Late 11th Century. Habitations in most parts of England in the late 11th century followed a very ancient pattern of isolated farms, hamlets and tiny villages, interspersed with fields, and scattered over most of the cultivatable land. Woodland accounted for only about 15% of the land. It was not until Tudor times that most of the villages in the south of the country became more nucleated and developed individual identities. In Hertfordshire the pattern of isolated farmsteads well dispersed throughout the county, continued well into the eighteenth century, even though small market towns such as Hemel and Berkhamsted were becoming more prominent. [ S74 ]
In the same way that Domesday referred just to "manors", many documents from the later middle ages until as late as the early twentieth century, referred either to manors or to parishes. This is largely because the system of law and government was based upon manorial holdings during feudal times, and parishes from Tudor times. It was the local "vestry" that was responsible for implementing the Poor Law. If someone was referred to as having come from a particular place, it generally referred to the parish in which they lived rather than the centre of that village or town. Therefore a person, or grant of land being in say Abbots Langley, (either the medieval manor, or the roughly similar pre-nineteenth century parish), could just as easily refer to North End Farm or Carpenters Farm (at the most northerly end of the old Abbots Langley parish) as to the land surrounding the "village" and the church of Abbots Langley, three miles distant. [S74 ] It was only really after the development of the relatively modern postal system, that addresses as we know them today came into being. This differing perspective between the twentieth century and the eleventh, makes extracting relevant information from ancient documents difficult, as there would at first sight appear to be no references made to the immediate area.
Settlements in the western Chiltern districts of Hertfordshire in the 11th century, were most common in the river valleys, and where there was a plentiful supply of woodland for timber and keeping pigs.

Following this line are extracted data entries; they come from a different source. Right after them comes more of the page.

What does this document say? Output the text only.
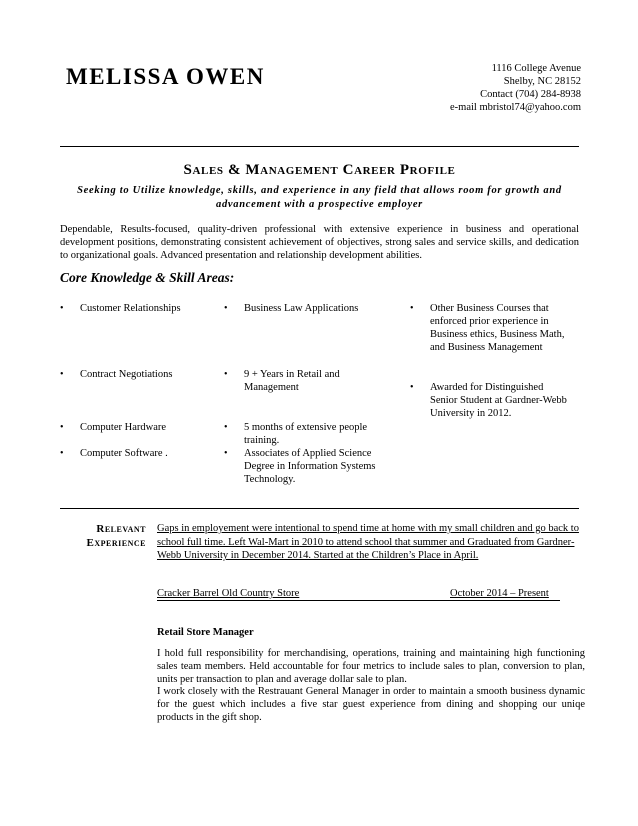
MELISSA OWEN	1116 College Avenue
Shelby, NC 28152
Contact (704) 284-8938
e-mail mbristol74@yahoo.com
Sales & Management Career Profile
Seeking to Utilize knowledge, skills, and experience in any field that allows room for growth and
advancement with a prospective employer
Dependable, Results-focused, quality-driven professional with extensive experience in business and operational development positions, demonstrating consistent achievement of objectives, strong sales and service skills, and dedication to organizational goals. Advanced presentation and relationship development abilities.
Core Knowledge & Skill Areas:
• Customer Relationships
• Contract Negotiations
• Computer Hardware
• Computer Software .
• Business Law Applications
• 9 + Years in Retail and Management
• 5 months of extensive people training.
• Associates of Applied Science Degree in Information Systems Technology.
• Other Business Courses that enforced prior experience in Business ethics, Business Math, and Business Management
• Awarded for Distinguished Senior Student at Gardner-Webb University in 2012.
Relevant
Experience
Gaps in employement were intentional to spend time at home with my small children and go back to school full time. Left Wal-Mart in 2010 to attend school that summer and Graduated from Gardner-Webb University in December 2014. Started at the Children’s Place in April.
Cracker Barrel Old Country Store	October 2014 – Present
Retail Store Manager
I hold full responsibility for merchandising, operations, training and maintaining high functioning sales team members. Held accountable for four metrics to include sales to plan, conversion to plan, units per transaction to plan and average dollar sale to plan.
I work closely with the Restrauant General Manager in order to maintain a smooth business dynamic for the guest which includes a five star guest experience from dining and shopping our uniqe products in the gift shop.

Although Leverstock Green is on a ridge of higher ground, evidence suggests that especially in the northerly half of our study area, it supported good woodland, which was later cleared for cultivation. Blackwater Wood, still in existence today, is purported to be the remnants of a 12th century wood or forest. As mentioned previously, the "stock" part of the name Leverstock Green probably refers to a tree stump or clearing in a wood. [ S74 ]
THE 12th CENTURY
Abbot Geoffrey de Gorham (he was Abbot of St. Albans from 1119 - 1146 ) built a hall at Westwick for the use of one of his friends, (unnamed in the original documents), who was also a benefactor of the church and a relative of some sort. It is thought the person for whom he built the hall was Hugh, son of the Humbald to which the manor had originally been granted in the previous century. Hugh was Geoffrey's brother in law, and the manor was granted to him ( Without the consent of the convent, though it belonged to the monk's refectory, who used the revenue from the land to help supply the refectory.), on the occasion of his marriage with Geoffrey's sister. Hugh appears to have taken the name " de Gorham ". [S9,Vol.2,p.393 ]

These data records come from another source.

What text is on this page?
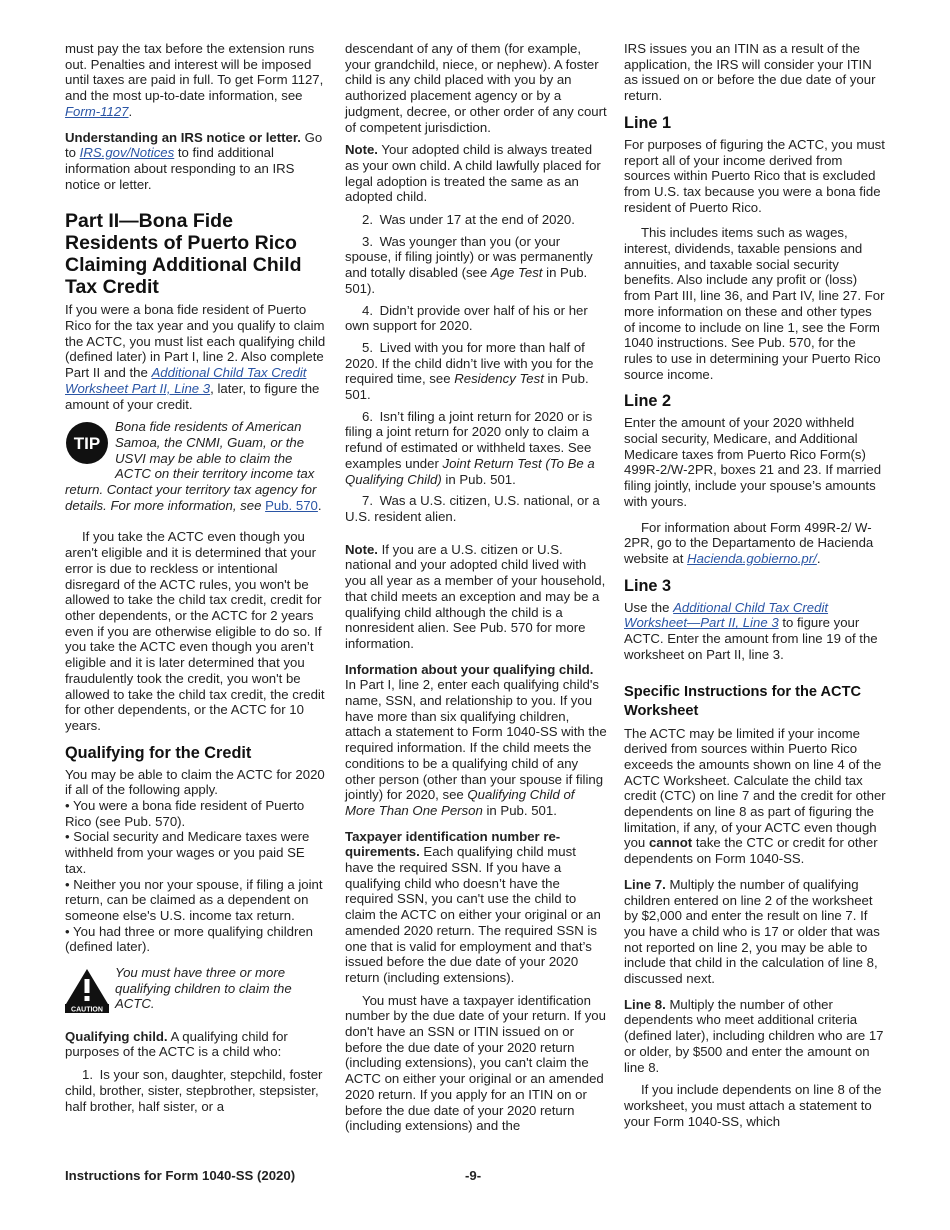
must pay the tax before the extension runs out. Penalties and interest will be imposed until taxes are paid in full. To get Form 1127, and the most up-to-date information, see Form-1127.

Understanding an IRS notice or letter. Go to IRS.gov/Notices to find additional information about responding to an IRS notice or letter.

Part II—Bona Fide Residents of Puerto Rico Claiming Additional Child Tax Credit

If you were a bona fide resident of Puerto Rico for the tax year and you qualify to claim the ACTC, you must list each qualifying child (defined later) in Part I, line 2. Also complete Part II and the Additional Child Tax Credit Worksheet Part II, Line 3, later, to figure the amount of your credit.

TIP
Bona fide residents of American Samoa, the CNMI, Guam, or the USVI may be able to claim the ACTC on their territory income tax return. Contact your territory tax agency for details. For more information, see Pub. 570.

If you take the ACTC even though you aren't eligible and it is determined that your error is due to reckless or intentional disregard of the ACTC rules, you won't be allowed to take the child tax credit, credit for other dependents, or the ACTC for 2 years even if you are otherwise eligible to do so. If you take the ACTC even though you aren’t eligible and it is later determined that you fraudulently took the credit, you won't be allowed to take the child tax credit, the credit for other dependents, or the ACTC for 10 years.

Qualifying for the Credit

You may be able to claim the ACTC for 2020 if all of the following apply.

• You were a bona fide resident of Puerto Rico (see Pub. 570).

• Social security and Medicare taxes were withheld from your wages or you paid SE tax.

• Neither you nor your spouse, if filing a joint return, can be claimed as a dependent on someone else's U.S. income tax return.

• You had three or more qualifying children (defined later).

CAUTION
You must have three or more qualifying children to claim the ACTC.

Qualifying child. A qualifying child for purposes of the ACTC is a child who:

1. Is your son, daughter, stepchild, foster child, brother, sister, stepbrother, stepsister, half brother, half sister, or a

descendant of any of them (for example, your grandchild, niece, or nephew). A foster child is any child placed with you by an authorized placement agency or by a judgment, decree, or other order of any court of competent jurisdiction.

Note. Your adopted child is always treated as your own child. A child lawfully placed for legal adoption is treated the same as an adopted child.

2. Was under 17 at the end of 2020.

3. Was younger than you (or your spouse, if filing jointly) or was permanently and totally disabled (see Age Test in Pub. 501).

4. Didn’t provide over half of his or her own support for 2020.

5. Lived with you for more than half of 2020. If the child didn’t live with you for the required time, see Residency Test in Pub. 501.

6. Isn’t filing a joint return for 2020 or is filing a joint return for 2020 only to claim a refund of estimated or withheld taxes. See examples under Joint Return Test (To Be a Qualifying Child) in Pub. 501.

7. Was a U.S. citizen, U.S. national, or a U.S. resident alien.

Note. If you are a U.S. citizen or U.S. national and your adopted child lived with you all year as a member of your household, that child meets an exception and may be a qualifying child although the child is a nonresident alien. See Pub. 570 for more information.

Information about your qualifying child. In Part I, line 2, enter each qualifying child's name, SSN, and relationship to you. If you have more than six qualifying children, attach a statement to Form 1040-SS with the required information. If the child meets the conditions to be a qualifying child of any other person (other than your spouse if filing jointly) for 2020, see Qualifying Child of More Than One Person in Pub. 501.

Taxpayer identification number re-quirements. Each qualifying child must have the required SSN. If you have a qualifying child who doesn’t have the required SSN, you can't use the child to claim the ACTC on either your original or an amended 2020 return. The required SSN is one that is valid for employment and that’s issued before the due date of your 2020 return (including extensions).

You must have a taxpayer identification number by the due date of your return. If you don't have an SSN or ITIN issued on or before the due date of your 2020 return (including extensions), you can't claim the ACTC on either your original or an amended 2020 return. If you apply for an ITIN on or before the due date of your 2020 return (including extensions) and the

IRS issues you an ITIN as a result of the application, the IRS will consider your ITIN as issued on or before the due date of your return.

Line 1

For purposes of figuring the ACTC, you must report all of your income derived from sources within Puerto Rico that is excluded from U.S. tax because you were a bona fide resident of Puerto Rico.

This includes items such as wages, interest, dividends, taxable pensions and annuities, and taxable social security benefits. Also include any profit or (loss) from Part III, line 36, and Part IV, line 27. For more information on these and other types of income to include on line 1, see the Form 1040 instructions. See Pub. 570, for the rules to use in determining your Puerto Rico source income.

Line 2

Enter the amount of your 2020 withheld social security, Medicare, and Additional Medicare taxes from Puerto Rico Form(s) 499R-2/W-2PR, boxes 21 and 23. If married filing jointly, include your spouse’s amounts with yours.

For information about Form 499R-2/ W-2PR, go to the Departamento de Hacienda website at Hacienda.gobierno.pr/.

Line 3

Use the Additional Child Tax Credit Worksheet—Part II, Line 3 to figure your ACTC. Enter the amount from line 19 of the worksheet on Part II, line 3.

Specific Instructions for the ACTC Worksheet

The ACTC may be limited if your income derived from sources within Puerto Rico exceeds the amounts shown on line 4 of the ACTC Worksheet. Calculate the child tax credit (CTC) on line 7 and the credit for other dependents on line 8 as part of figuring the limitation, if any, of your ACTC even though you cannot take the CTC or credit for other dependents on Form 1040-SS.

Line 7. Multiply the number of qualifying children entered on line 2 of the worksheet by $2,000 and enter the result on line 7. If you have a child who is 17 or older that was not reported on line 2, you may be able to include that child in the calculation of line 8, discussed next.

Line 8. Multiply the number of other dependents who meet additional criteria (defined later), including children who are 17 or older, by $500 and enter the amount on line 8.

If you include dependents on line 8 of the worksheet, you must attach a statement to your Form 1040-SS, which

Instructions for Form 1040-SS (2020)	-9-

Peter Newcome in his "History of the Abbey of St. Albans" states that:
"Then all the lands of Westwick, which had been granted to Humball for his life, and which at first had been set apart for the use of the monk's table, he granted to the son of Humbald, who had married a sister of Geoffrey. He granted also some lands, near Westwick to a familiar friend and client, who had been born of obscure origin at a small hamlet in Normandy, called Gorham, and this he confirmed by charter."
As the above quotation refers to two separate grants of land, is this then why later we have both Westwick and Gorhambury given as separate manors or villages/hamlets? Westwick itself being in the vicinity of Westwick Row, and the place of the Gorhams at Gorhambury.
1135 - 1153 - England was torn by civil war between King Stephen and his cousin Matilda ( sometimes known as the Empress Maude ), and not settled until the Treaty of Wallingford in 1153 when Matilda's son Henry of Anjou was declared heir to the throne upon Stephen's death. The general anarchy which spread throughout the country, probably accounted for the fact that Abbot Geoffrey de Gorham was able to grant land without proper permission.[ S69 ] (N.B. To those of you who have read The Brother Cadfael Chronicles by Ellis Peters, or who watched the Cadfael series on television, this is the period represented. Historically both books and T.V. series painted a very accurate picture of life at this time. )
1151 - 1166 - During these years Abbot Robert de Gorham was Abbot of St. Albans, and he confirmed the grant of the manor of Westwick which his predecessor had illegally conferred upon Hugh " de Gorham". [S9.Vol.2 p.393 ]
1163 - Henry II declared the Liberty of St. Albans exempt from episcopal visitation and all forms of episcopal control. The Liberty, or Archdeaconry, of St. Albans covered 26 parishes, including St. Michaels, and Abbots Langley. It therefore effected all that part of our study area which fell within the Liberty and the Hundred of Casio. [CRO VIII B 60; S232,p.v]
1166 - Another Geoffrey de Gorham ( presumably Hugh's grandson and Ivo's son), held the manor of Westwick from the Abbot of St. Albans. For this he paid suit at the hundred of Cashio every three weeks, and gave two-thirds of a knights fee. [ VCH, Vol.2 p.393 ] A knights fee was land held by a tenant with an obligation to provide military assistance to his lord when requested. The total holdings of knights fee's owed to the lord, was the total number of knights the tenant should muster, plus these knights' various villeins, if the lord should call upon them for military service. [ S70, glossary.]
1184-1219 - This is the date given to the timbers of the original part of Westwick Cottage as a result of dendochronological testing undertaken in 1997, and confirmed by Adrian Gibson a known expert on old timber framed buildings. The quality of the timbers is particularly good, making it very rare in Hertfordshire, and even nationally. The house was originally an open hall house of high status, it's size and type of timber giving this information. [ S298,S300, S328]
Dendro. tests were also undertaken at the same time on Westwick Row Farm House, but unfortunatley they have been unable to give a definate date to Westwick Row Farm ( Dennis Bell-Taylor's ) as insufficent stretches of rings could be counted. However, Adrian Gibson thinks it an important building as it is one of if not THE most easterly cruck framed building of this type. [S298]
Although this date makes it unlikely that this hall was "the place of the Gorhams", it was obviously an important mnaor house/hall, possibly built on the grounds granted by Abbot Geoffrey de Goraham to his brother in-law. As it has remained inhabited ever since - though of varying status throughout it's long history - it shows the importance of the settlement along Westwick Row throughout the middle ages and into modern times.